L’épidémie d’Ebola, d’Ebola, en atteignant Goma, a été qualifiée d’ « urgence sanitaire de portée internationale ». Cela signifie-t-il qu’elle atteint un nouveau stade et vous-même, en vous installant dans la capitale du Nord Kivu, avez-vous repris le contrôle du fléau ?
Le contrôle, c’est trop dire. Mais il est un fait que nous avons identifié les membres de la famille de l’orpailleur qui était venu du Nord Kivu, (Mongwalu,province d’Ituri). Sa femme et son fils, qui avaient été contaminés, ont été hospitalisés à Goma, traités et aujourd’hui leur état s’améliore, d’ici quatre jours ils pourraient sortir guéris. L’épidémie ne s’est pas étendue, mais il nous faudra attendre un total de 21 jours pour avoir toutes nos garanties à ce sujet.

L’arrivée d’Ebola à Goma a inquiété les pays voisins, le Rwanda et l’Ouganda.
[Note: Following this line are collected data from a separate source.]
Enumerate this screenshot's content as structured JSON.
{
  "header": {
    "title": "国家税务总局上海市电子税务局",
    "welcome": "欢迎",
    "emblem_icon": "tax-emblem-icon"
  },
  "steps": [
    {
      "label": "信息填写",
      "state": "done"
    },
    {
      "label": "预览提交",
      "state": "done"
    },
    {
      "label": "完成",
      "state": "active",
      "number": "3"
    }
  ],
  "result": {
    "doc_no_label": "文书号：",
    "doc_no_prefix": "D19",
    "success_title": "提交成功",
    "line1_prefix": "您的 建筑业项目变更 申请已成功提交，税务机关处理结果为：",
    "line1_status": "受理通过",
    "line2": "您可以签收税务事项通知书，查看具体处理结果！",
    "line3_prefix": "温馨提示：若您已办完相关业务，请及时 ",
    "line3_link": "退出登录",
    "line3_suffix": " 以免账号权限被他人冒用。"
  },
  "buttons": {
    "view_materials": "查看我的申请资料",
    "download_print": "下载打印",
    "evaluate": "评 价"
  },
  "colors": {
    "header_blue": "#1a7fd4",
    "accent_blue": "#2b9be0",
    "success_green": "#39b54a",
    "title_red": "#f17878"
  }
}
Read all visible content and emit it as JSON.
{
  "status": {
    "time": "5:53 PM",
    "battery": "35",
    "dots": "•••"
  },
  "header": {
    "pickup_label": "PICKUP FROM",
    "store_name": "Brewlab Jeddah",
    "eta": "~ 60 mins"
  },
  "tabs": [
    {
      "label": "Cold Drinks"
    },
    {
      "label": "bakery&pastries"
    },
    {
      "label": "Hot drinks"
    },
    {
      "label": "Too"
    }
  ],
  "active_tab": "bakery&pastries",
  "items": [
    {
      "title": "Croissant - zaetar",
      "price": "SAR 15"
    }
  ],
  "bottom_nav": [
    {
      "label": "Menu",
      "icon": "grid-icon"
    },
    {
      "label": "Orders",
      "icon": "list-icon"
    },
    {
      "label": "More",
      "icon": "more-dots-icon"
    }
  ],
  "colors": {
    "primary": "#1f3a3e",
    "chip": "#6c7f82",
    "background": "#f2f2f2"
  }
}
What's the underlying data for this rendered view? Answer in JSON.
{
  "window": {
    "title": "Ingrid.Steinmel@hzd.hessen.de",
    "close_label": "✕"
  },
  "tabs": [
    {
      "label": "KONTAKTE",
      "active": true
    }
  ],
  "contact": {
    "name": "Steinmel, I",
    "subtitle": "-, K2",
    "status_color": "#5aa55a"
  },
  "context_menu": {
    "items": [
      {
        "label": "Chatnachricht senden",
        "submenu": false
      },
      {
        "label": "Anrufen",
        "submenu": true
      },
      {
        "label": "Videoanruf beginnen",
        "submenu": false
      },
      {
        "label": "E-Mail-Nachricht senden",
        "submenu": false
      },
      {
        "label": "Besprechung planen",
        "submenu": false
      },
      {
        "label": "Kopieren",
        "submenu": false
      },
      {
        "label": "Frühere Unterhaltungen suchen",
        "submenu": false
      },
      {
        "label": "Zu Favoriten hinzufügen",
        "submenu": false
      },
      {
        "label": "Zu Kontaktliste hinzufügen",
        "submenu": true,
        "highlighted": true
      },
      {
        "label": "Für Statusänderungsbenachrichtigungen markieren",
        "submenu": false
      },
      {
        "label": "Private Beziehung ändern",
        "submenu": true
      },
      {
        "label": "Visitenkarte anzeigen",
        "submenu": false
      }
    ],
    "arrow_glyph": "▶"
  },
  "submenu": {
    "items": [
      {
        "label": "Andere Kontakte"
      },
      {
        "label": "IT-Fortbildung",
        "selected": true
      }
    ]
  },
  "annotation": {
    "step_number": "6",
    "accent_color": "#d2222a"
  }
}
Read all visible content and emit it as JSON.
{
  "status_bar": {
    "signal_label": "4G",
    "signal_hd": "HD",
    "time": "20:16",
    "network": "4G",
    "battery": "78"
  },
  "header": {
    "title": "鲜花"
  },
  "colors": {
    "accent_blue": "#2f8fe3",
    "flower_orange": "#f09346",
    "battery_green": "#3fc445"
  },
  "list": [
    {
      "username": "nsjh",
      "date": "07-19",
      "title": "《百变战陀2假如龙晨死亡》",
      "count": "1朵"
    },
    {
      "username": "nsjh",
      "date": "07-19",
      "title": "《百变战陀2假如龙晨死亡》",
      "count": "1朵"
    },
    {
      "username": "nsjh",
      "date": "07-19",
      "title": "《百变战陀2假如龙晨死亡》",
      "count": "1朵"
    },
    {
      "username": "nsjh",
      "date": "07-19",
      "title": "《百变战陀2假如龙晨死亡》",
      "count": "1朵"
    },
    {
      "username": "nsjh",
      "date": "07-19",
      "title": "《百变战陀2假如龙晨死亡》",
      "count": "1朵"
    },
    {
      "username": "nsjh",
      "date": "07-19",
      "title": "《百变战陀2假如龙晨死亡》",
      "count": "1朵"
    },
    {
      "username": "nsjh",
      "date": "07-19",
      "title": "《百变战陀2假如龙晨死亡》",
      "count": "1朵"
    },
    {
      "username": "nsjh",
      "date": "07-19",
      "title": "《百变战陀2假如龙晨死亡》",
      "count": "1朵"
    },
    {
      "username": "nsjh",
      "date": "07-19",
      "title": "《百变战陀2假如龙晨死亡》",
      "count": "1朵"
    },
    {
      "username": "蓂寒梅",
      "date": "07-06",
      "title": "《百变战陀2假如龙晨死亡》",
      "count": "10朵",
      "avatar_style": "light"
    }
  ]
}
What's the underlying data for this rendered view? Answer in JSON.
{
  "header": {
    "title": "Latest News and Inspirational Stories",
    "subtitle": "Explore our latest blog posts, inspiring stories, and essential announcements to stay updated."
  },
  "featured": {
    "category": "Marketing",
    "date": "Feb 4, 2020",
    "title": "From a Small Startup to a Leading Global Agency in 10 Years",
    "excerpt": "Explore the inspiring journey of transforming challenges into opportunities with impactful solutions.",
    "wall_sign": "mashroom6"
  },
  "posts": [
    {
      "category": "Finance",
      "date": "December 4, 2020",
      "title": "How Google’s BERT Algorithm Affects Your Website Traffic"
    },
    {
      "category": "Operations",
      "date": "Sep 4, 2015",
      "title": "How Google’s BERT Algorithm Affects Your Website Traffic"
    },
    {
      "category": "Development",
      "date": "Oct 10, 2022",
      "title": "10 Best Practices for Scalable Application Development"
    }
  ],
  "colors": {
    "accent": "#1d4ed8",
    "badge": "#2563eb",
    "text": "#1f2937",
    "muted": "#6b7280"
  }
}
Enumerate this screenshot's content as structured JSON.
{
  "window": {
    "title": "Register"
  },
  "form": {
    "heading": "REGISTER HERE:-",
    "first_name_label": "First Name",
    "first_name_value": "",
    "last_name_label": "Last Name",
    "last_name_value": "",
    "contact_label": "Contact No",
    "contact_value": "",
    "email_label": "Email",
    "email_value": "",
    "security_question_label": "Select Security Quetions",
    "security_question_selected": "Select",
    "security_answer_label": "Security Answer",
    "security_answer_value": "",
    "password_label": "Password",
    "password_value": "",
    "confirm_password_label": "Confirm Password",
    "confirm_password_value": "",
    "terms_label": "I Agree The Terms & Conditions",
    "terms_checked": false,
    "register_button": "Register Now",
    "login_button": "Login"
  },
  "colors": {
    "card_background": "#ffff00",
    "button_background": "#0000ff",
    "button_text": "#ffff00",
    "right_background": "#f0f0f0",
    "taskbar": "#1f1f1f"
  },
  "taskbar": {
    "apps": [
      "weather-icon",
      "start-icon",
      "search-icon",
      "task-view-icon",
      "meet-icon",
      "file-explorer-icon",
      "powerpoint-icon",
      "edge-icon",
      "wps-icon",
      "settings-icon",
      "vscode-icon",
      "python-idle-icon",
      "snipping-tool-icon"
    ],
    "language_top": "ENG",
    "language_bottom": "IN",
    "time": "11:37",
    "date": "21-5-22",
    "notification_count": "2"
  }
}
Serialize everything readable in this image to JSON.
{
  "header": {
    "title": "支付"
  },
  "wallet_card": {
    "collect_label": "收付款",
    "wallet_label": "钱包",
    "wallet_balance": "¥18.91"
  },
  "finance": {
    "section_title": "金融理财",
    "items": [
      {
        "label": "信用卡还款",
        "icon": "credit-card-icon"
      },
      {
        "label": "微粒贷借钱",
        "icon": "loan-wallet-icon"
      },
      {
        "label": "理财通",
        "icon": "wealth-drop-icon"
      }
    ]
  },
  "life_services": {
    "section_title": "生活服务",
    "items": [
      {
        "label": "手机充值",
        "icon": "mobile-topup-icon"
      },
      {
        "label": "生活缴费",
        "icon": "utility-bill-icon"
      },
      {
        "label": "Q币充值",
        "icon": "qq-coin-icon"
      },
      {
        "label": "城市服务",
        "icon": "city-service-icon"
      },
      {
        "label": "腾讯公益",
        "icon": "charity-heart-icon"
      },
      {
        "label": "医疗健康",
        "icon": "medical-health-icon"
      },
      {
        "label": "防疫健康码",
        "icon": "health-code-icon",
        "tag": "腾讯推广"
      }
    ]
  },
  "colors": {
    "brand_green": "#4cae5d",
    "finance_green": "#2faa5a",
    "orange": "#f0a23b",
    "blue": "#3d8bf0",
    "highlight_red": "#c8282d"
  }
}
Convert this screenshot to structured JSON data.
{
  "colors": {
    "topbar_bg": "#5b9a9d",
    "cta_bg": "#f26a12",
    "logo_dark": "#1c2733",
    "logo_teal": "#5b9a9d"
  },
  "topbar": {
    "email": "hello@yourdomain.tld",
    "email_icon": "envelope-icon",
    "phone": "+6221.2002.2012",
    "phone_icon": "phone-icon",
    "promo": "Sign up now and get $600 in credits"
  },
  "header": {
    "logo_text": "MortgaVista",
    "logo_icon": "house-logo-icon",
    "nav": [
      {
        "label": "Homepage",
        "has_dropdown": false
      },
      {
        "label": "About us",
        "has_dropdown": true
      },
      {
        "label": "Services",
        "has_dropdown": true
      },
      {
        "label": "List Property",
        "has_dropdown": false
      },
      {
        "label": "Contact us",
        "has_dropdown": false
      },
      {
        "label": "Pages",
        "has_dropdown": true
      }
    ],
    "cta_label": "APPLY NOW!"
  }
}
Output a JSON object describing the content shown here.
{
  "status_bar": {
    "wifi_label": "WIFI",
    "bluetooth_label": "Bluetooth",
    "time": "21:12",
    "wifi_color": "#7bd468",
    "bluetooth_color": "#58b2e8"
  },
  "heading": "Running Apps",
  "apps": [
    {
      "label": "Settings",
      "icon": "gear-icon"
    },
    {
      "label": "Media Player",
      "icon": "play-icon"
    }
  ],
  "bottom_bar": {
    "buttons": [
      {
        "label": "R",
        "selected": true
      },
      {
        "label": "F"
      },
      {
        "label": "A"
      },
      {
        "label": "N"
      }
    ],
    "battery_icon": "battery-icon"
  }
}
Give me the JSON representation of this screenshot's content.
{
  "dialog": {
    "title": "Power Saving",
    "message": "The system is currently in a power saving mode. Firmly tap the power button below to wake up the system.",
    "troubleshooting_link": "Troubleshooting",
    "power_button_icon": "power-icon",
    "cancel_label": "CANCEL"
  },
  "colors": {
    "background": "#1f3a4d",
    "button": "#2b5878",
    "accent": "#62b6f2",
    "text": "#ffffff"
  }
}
Avez-vous pris des mesures communes ?

Nous avons eu une réunion de concertation avec nos voisins rwandais. S’y trouvaient des experts de haut niveau, mais qui avaient surtout une connaissance théorique de l’épidémie. Ici, au Congo, nous avons des cas bien réels… Ils l’ont reconnu, en disant qu’ils étaient bien préparés à toute éventualité, mais qu’au Congo, nous avions la connaissance pratique, c’est la dixième épidémie Ebola à laquelle nous faisons face. C’est en 1976 que j’ai participé à la première découverte du virus Ebola et les autres épisodes ont suivi.
Je reconnais cependant qu’au Nord-Kivu, la situation est plus complexe que ce que j’ai connu auparavant : l’insécurité est permanente, la population n’a plus confiance en personne. Dans les jours qui viennent, je serai à Beni,Mangina et Mabalako pour me rendre compte personnellement du problème. Il est difficile de surveiller, de se maintenir informé quand la population n’a pas confiance…
Ce déficit de confiance est dû aux conflits armés qui durent depuis trop longtemps, mais aussi aux politiciens locaux qui répandent les rumeurs et attisent la méfiance. C’est précisément pour cela que je vais me rendre à Beni, je compte y parler avec tout le monde, les chefs de communautés, les responsables religieux etc…Le message que je vais tenter de faire passer, c’est qu’il faut que la population s’implique, collabore avec nous dans la lutte contre Ebola. Nous avons besoin de l’engagement de tous.
Au Nord Kivu la situation est bien différente de ce que j’avais connu naguère dans l’Equateur, les gens n’ont pas confiance.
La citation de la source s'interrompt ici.